By Daniel Carver
Using Finviz.com’s stock screening tool, I selected for S&P 500 companies with unusually high current ratios (> 5). This can signal a significant amount of cash and cash equivalents on the balance sheet, along with highly liquid short-term investments. I want to examine what is happening with these companies and determine whether or not these exaggerated current ratios are justifiable.
In the past, maintaining excess cash reserves was considered bad form, even indicative of poor management. After all, there is a time value to money and it’s just good judgment to put that money to work in some fashion, right? Well…maybe. We are in different times now. Credit markets are tight. Capital doesn’t flow with the alacrity it once flowed. Many companies are, no doubt, concerned that opportunities might pass them by in the absence cash available to execute a strategy while others might just be hedging against tough times ahead.
So let’s look at 5 of these companies. We’ll delve into the financials because they’ll show us the money. Hopefully we can gather some insight into what’s happening from the financials and from the news front that may explain management’s logic for maintaining these significant cash surpluses.
Analog Devices Inc. (NYSE:ADI), a mid cap in the technology sector, is trading at about $33.23. ADI’s current ratio is 8.36. In just 2 years this company has increased its CCE by 119.64% and the balance sheet for the year ending October 29, 2011, reflects just north $1.4 billion on hand. ADI concurrently increased highly liquid, short term investments by almost 86%, more than $1 billion. The income statement shows that operating expenses, including research and development expenditures, were virtually flat in the same time interval.
After researching online and drawing a blank on any potential acquisitions or hints of acquisitions, I am left with the conclusion that ADI is hedging against weak demand for its products. A recent Bloomberg article discloses that ADI management is, in fact, expecting demand to weaken. My advice to ADI’s management would be to consider increasing short term investments and reducing CCE. Of course, they could also consider increasing shareholder’s dividend payout. Given the cyclical nature of their business, even in good times, I understand management’s mindset. They should be a bit smarter about it in my opinion.

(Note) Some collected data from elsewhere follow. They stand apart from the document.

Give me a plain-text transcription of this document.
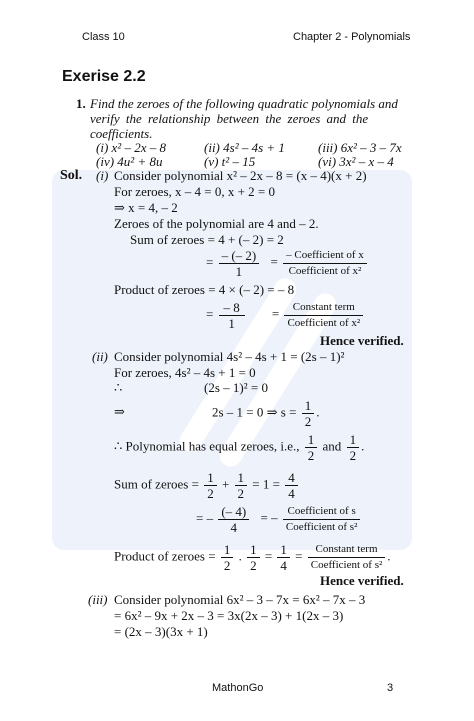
Class 10	Chapter 2 - Polynomials
Exerise 2.2
1. Find the zeroes of the following quadratic polynomials and
verify the relationship between the zeroes and the
coefficients.
(i) x² – 2x – 8	(ii) 4s² – 4s + 1	(iii) 6x² – 3 – 7x
(iv) 4u² + 8u	(v) t² – 15	(vi) 3x² – x – 4
Sol. (i) Consider polynomial x² – 2x – 8 = (x – 4)(x + 2)
For zeroes, x – 4 = 0, x + 2 = 0
⇒ x = 4, – 2
Zeroes of the polynomial are 4 and – 2.
Sum of zeroes = 4 + (– 2) = 2
= $\frac{- (- 2)}{1} = \frac{\text{– Coefficient of x}}{\text{Coefficient of x²}}$
Product of zeroes = 4 × (– 2) = – 8
= $\frac{- 8}{1} = \frac{\text{Constant term}}{\text{Coefficient of x²}}$
Hence verified.
(ii) Consider polynomial 4s² – 4s + 1 = (2s – 1)²
For zeroes, 4s² – 4s + 1 = 0
∴	(2s – 1)² = 0
⇒	2s – 1 = 0 ⇒ $s = \frac{1}{2}$ .
∴ Polynomial has equal zeroes, i.e., $\frac{1}{2}$ and $\frac{1}{2}$ .
Sum of zeroes = $\frac{1}{2} + \frac{1}{2} = 1 = \frac{4}{4}$
= – $\frac{(- 4)}{4}$ = – $\frac{\text{Coefficient of s}}{\text{Coefficient of s²}}$
Product of zeroes = $\frac{1}{2}$ . $\frac{1}{2} = \frac{1}{4} = \frac{\text{Constant term}}{\text{Coefficient of s²}}$ .
Hence verified.
(iii) Consider polynomial 6x² – 3 – 7x = 6x² – 7x – 3
= 6x² – 9x + 2x – 3 = 3x(2x – 3) + 1(2x – 3)
= (2x – 3)(3x + 1)
MathonGo	3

Google Inc. (NASDAQ:GOOG), a mega cap in the technology sector, is trading at about $596.43. GOOG’s current ratio is 5.63. Since the year ending December 31, 2008, Google has increased its CCE position by 57.45%, from $8.66 billion to $13.63 billion at December 31, 2010’s year end. During the same period, Google grew its short term investments from $7.19 billion to $21.35, a staggering increase of 196.91%.
The income statement shows that revenue costs only increased 20.83% for the period. Really nothing in the wind here either. I don't find any concrete reason for Google to be sitting on so much cash. I will say that its strategy with short term investments is a good example for ADI to follow. I have some thoughts on what Google should do with all that cash. Given Google’s existing stake in the Chinese market, plus Yahoo’s 40% stake in Alibaba Group Holding Ltd. (OTC:ALBCF), I think Google should throw Jack Ma a curve and buy Yahoo's (NASDAQ:YHOO) Asian assets. Such a move could cement Google’s position in the Chinese market.
Scripps Networks Interactive, Inc. (NYSE:SNI), a mid cap in the services sector, is trading at about $39.64. SNI’s current ratio is 5.84. In just 2 years this company has increased its CCE by 5,416% and the balance sheet for the year ending December 31st, 2010 reflects just south of $550 million on hand. Simultaneously, SNI allowed short term investments to fall from $2.7 million all the way to zero.
The income statement shows that operating expenses dropped 46% in the same time interval. There is nothing in recent headlines to suggest any reason for SNI to be parked on so much cash. In fact, the earnings outlook is bright. Dare I suggest this CCE surplus represents nothing more than a blatant example of fiduciary irresponsibility?
Tiffany & Co. (NYSE:TIF), a mid cap in the services sector, is trading at about $66.15. TIF’s current ratio is 5.31. In just 2 years this company has increased its cash by 324.81% and the balance sheet for the year ending January 31st, 2011 reflects just south of $681.6 million on hand. Simultaneously, Tiffany grew short term investments from $0.0 to $59.28 million. The income statement shows that operating expenses were virtually flat in the same time interval. Tiffany and other luxury stocks have to be concerned about earnings and growth prospects in this economy. I think Tiffany’s concerns are reflected in the cash position it has undertaken.
Xilinx Inc. (NASDAQ:XLNX), a mid cap in the technology sector, is trading at about $32.51. The current ratio for Xilinx is 6.57. In the past 2 years this company has increased its CCE by a modest 14.67% and the balance sheet for the year ending April 2nd, 2011 reflects just north $1.22 billion on hand. XLNX however increased its short term investment position by almost 172%, to slightly more than $704 million.
The income statement shows that operating expenses, including research and development expenditures, were essentially flat in the same time interval. Year-over-year quarterly revenue and earnings growth were down -10.40 and -26.10 respectively. There is nothing noteworthy in the news to suggest anything afoot.
The business is cyclical, and I have to accept that this is simply a hedge against difficult times. Kudos to XLNX management for growing short term investments as opposed to CCE and I would encourage the shift of even more cash into short term. Alternatively, I have no doubt that shareholder’s would welcome a dividend increase.
After reviewing these 5 companies, I have come to the conclusion that two of them are clueless, two are afraid, and one is both.
Disclosure: I have no positions in any stocks mentioned, and no plans to initiate any positions within the next 72 hours.